Key Differences in Approach

Methods proposed by Inmon and Kimball have its own differences in design and architecture. In Kimball’s vision a Data Warehouse is union of data marts with conformed dimensions whereas in Inmon’s view a Data warehouse is normalized enterprise level data storage. Inmon’s used top-down approach to create a normalized enterprise level data warehouse while Kimball used bottom-up approach to create departmental data marts on selected business process. Inmon focuses on ER modeling technique and the data loaded to data warehouse is in 3NF. Kimball focuses on multidimensional database design and uses star schema to create denormalized dimensional model.

Key Similarities/Agreements in Approach

Both Inmon’s and Kimball’s approaches give importance to time attribute of the data. In Inmon’s approach the time attribute related to a database may be spread in different normalized tables where as in Kimmon’s approach of dimensional modeling time attributes are grouped together as time dimension (Beslin,”tdwi”, 2008). Both approaches use ETL process to develop the data warehouse. The extracted data from different data sources has to be integrated, optimized and transformed before loading to the database. Both Kimball and Inmon share the view that stand-alone data marts are of marginal use for enterprise wide data warehouse.

Which Approach is a Better Design

The two leading methodologies for designing the data warehouse are Inmon’s Corporate Information Factory (CIF) and Kimball’s Data Warehouse Bus (BUS).
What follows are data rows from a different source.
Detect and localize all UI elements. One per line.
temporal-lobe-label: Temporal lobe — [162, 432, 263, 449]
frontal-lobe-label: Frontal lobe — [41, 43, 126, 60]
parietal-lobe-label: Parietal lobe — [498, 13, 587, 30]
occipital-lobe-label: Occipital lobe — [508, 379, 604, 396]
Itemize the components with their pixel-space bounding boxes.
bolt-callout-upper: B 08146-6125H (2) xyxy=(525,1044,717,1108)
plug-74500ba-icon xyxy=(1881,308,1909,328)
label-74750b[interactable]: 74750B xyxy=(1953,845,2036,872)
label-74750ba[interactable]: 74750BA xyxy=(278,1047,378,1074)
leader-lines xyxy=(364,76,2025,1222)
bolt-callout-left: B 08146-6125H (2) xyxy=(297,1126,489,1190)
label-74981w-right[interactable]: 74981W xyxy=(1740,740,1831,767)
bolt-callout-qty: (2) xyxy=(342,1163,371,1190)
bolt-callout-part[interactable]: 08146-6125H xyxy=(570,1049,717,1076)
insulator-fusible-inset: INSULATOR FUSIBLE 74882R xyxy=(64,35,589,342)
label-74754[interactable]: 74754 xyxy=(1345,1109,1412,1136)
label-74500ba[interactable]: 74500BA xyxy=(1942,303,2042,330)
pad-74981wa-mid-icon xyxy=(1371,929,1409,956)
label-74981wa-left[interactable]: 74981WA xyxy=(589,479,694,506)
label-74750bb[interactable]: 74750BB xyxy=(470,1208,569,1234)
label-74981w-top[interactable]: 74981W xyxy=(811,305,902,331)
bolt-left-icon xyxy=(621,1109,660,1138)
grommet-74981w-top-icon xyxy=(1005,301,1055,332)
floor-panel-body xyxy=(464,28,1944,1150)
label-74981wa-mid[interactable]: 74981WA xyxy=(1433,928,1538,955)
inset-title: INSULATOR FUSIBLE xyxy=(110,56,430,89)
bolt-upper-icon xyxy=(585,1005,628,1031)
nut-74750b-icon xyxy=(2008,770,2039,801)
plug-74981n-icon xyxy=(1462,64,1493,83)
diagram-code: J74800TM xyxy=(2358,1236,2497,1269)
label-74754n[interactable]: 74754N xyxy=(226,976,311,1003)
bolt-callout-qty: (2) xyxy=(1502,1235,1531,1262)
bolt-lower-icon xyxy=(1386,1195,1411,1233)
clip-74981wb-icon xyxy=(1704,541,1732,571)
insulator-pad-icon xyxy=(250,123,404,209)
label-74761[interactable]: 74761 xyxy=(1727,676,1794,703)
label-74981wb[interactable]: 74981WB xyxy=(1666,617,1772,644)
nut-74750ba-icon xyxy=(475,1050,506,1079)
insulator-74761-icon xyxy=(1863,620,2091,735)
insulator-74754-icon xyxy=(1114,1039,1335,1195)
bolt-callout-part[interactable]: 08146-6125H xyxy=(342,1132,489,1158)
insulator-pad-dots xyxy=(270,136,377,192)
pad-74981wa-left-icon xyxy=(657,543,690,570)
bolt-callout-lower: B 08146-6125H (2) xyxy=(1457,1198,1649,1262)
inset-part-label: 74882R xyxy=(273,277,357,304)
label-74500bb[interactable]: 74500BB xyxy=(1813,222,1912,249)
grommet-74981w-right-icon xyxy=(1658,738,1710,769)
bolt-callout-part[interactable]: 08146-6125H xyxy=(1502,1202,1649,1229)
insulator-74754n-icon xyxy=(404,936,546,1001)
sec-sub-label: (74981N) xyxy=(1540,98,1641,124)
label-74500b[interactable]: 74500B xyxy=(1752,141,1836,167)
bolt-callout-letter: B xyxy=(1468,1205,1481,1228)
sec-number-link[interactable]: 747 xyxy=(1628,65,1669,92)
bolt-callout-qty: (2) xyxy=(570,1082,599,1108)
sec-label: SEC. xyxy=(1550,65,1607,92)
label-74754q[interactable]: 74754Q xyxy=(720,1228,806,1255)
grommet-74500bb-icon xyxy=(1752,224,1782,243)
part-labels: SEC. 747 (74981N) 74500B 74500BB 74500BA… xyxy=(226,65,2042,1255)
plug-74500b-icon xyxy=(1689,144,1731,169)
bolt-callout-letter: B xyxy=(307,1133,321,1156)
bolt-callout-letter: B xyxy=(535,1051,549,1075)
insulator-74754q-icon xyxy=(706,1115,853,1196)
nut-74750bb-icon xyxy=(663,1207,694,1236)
Choosing a data warehousing approach depends on many factors like user requirements, data sources, level of granularity required, resources u have to build the data warehouse and the methods used to analyze the data. For data warehouse built from ERP systems, like Oracle eBusiness Suite, Kimball’s approach to build data marts is a more suitable approach (Kiriti, 2007). Inmon’s approach is suited if u need an enterprise level data warehouse where transactions are modeled to 3NF,like the pre-built data warehouse solutions for industries like telecom from Oracle (Kiriti, 2007). I think best approach will be a combination of methodologies and architecture, a hybrid approach, with extended customization to meet the scope of the project.